For years, administrators of the five programs that provide retirement benefits for public employees in Ohio have been begging state legislators to do something about unfunded liabilities. Meanwhile, the debt continues to grow.
At last count, the five pension systems had a combined unfunded liability of about $66 billion. Only about two-thirds of the benefits they were pledged to provide were covered financially. Paying off the liabilities would cost every man, woman and child in Ohio more than $5,700.
Some progress has been achieved in dealing with the liabilities. But legislators need to give the five retirement boards more flexibility to keep the programs solvent.
That may mean requiring public employees to pay more of the cost of funding pensions and covering retirees' health care costs. It also may require new limits on benefits such as health insurance.

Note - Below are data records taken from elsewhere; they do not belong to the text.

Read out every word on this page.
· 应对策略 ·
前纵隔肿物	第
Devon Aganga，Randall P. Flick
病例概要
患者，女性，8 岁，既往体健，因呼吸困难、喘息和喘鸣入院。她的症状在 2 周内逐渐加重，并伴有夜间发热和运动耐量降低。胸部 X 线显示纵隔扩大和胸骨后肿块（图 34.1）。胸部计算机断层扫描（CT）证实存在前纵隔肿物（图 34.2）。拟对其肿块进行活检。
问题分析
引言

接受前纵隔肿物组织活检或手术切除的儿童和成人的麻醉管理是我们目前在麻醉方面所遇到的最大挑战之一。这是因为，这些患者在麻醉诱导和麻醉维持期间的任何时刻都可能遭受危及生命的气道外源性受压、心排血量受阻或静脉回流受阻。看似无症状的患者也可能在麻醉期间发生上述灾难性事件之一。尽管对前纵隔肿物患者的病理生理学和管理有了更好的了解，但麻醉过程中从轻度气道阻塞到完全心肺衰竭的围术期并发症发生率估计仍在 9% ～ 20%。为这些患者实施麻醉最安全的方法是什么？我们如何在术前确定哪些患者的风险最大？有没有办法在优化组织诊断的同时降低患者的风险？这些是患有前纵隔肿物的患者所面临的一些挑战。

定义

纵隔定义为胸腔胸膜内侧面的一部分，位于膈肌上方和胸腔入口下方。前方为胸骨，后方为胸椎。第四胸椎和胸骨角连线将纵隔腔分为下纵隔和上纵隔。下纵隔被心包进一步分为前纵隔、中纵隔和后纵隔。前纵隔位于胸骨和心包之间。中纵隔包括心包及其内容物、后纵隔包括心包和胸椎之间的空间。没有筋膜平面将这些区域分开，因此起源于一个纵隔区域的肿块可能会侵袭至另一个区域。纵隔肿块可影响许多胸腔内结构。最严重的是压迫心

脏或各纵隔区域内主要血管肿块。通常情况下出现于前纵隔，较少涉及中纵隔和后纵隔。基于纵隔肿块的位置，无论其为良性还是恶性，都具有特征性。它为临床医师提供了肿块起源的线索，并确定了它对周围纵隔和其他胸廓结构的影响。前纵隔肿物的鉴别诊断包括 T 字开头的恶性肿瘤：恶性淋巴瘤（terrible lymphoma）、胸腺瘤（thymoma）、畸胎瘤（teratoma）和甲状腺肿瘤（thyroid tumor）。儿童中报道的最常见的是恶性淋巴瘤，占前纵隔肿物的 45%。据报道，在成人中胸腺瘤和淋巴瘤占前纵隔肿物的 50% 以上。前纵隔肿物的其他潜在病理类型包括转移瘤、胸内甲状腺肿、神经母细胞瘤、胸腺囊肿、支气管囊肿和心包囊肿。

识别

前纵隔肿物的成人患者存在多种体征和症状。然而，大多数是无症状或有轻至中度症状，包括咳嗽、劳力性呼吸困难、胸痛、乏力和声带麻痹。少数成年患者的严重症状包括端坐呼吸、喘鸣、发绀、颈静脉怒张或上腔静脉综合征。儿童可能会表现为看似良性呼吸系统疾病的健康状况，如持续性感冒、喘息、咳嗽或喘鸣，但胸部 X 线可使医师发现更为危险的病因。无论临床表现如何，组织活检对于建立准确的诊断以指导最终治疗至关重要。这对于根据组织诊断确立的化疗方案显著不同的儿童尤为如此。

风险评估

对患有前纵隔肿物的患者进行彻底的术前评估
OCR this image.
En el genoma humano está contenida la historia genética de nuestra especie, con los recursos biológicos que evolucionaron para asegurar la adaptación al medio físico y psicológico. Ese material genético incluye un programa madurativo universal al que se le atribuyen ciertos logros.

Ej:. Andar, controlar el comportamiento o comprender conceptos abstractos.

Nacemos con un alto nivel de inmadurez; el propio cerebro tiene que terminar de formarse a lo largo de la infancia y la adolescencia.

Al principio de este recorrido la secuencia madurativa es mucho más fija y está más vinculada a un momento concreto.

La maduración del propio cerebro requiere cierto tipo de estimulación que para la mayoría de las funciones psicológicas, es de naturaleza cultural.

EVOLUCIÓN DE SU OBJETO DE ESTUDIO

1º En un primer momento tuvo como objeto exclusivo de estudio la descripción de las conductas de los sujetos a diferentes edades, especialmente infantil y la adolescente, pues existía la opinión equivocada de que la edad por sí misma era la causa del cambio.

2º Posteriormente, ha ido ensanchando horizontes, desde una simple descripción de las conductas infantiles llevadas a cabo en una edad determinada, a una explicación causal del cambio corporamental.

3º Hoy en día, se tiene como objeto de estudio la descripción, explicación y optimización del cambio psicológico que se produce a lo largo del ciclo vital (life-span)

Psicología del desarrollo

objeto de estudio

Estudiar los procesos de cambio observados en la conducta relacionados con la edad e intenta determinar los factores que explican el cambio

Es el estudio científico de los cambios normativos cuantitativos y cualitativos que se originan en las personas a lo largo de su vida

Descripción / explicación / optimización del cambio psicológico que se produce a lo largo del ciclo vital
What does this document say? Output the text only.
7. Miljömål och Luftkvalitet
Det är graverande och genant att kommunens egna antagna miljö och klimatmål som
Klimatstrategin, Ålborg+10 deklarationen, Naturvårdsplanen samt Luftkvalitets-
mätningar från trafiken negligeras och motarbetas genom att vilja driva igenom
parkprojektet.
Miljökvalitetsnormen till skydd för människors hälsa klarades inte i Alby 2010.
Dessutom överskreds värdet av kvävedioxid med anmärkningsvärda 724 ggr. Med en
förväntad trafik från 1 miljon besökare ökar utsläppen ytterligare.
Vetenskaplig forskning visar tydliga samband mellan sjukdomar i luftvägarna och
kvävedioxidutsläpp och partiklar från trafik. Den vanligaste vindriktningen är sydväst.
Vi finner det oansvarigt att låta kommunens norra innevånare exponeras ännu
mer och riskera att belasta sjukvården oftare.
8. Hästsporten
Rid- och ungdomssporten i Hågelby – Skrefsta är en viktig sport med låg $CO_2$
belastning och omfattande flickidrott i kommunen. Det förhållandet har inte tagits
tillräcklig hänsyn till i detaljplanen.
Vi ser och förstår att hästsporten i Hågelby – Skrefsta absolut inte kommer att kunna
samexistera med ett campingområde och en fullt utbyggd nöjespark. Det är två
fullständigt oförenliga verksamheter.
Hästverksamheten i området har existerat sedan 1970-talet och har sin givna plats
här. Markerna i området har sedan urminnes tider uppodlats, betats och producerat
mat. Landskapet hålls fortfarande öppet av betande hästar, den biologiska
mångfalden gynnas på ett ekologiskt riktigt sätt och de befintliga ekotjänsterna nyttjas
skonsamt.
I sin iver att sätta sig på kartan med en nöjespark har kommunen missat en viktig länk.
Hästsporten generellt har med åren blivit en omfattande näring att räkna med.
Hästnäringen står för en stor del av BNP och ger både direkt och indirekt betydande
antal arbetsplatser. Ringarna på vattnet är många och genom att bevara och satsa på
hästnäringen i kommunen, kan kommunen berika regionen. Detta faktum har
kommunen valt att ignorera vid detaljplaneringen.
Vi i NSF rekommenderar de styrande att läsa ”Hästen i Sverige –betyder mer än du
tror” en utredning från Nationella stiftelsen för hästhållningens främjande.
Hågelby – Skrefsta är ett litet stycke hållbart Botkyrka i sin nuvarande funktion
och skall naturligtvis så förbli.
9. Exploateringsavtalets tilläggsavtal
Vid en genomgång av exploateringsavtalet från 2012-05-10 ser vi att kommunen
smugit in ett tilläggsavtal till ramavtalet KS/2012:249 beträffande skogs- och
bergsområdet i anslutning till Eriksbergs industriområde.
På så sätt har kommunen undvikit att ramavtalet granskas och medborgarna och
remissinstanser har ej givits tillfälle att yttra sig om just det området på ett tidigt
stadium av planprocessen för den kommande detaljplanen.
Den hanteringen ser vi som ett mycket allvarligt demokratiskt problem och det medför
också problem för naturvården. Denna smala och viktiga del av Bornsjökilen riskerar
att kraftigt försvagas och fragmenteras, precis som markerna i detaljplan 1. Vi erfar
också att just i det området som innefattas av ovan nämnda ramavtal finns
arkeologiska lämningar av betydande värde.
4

Even if such changes are phased in to spare those already retired the burden of higher costs for health care, they will be very unpopular. And, as the referendum on defunct Senate Bill 5 law demonstrated, government worker unions wield enormous political clout.
But changes have to be made, or the programs at some point will be insolvent - or will have to turn to Buckeye State taxpayers for massive bailouts.
Some legislators have expressed reluctance to tackle the issue this summer. That is because many of them are up for re-election this fall, of course. But the groundwork for action needs to be laid now - and steps to clear up the mess should begin no later than November.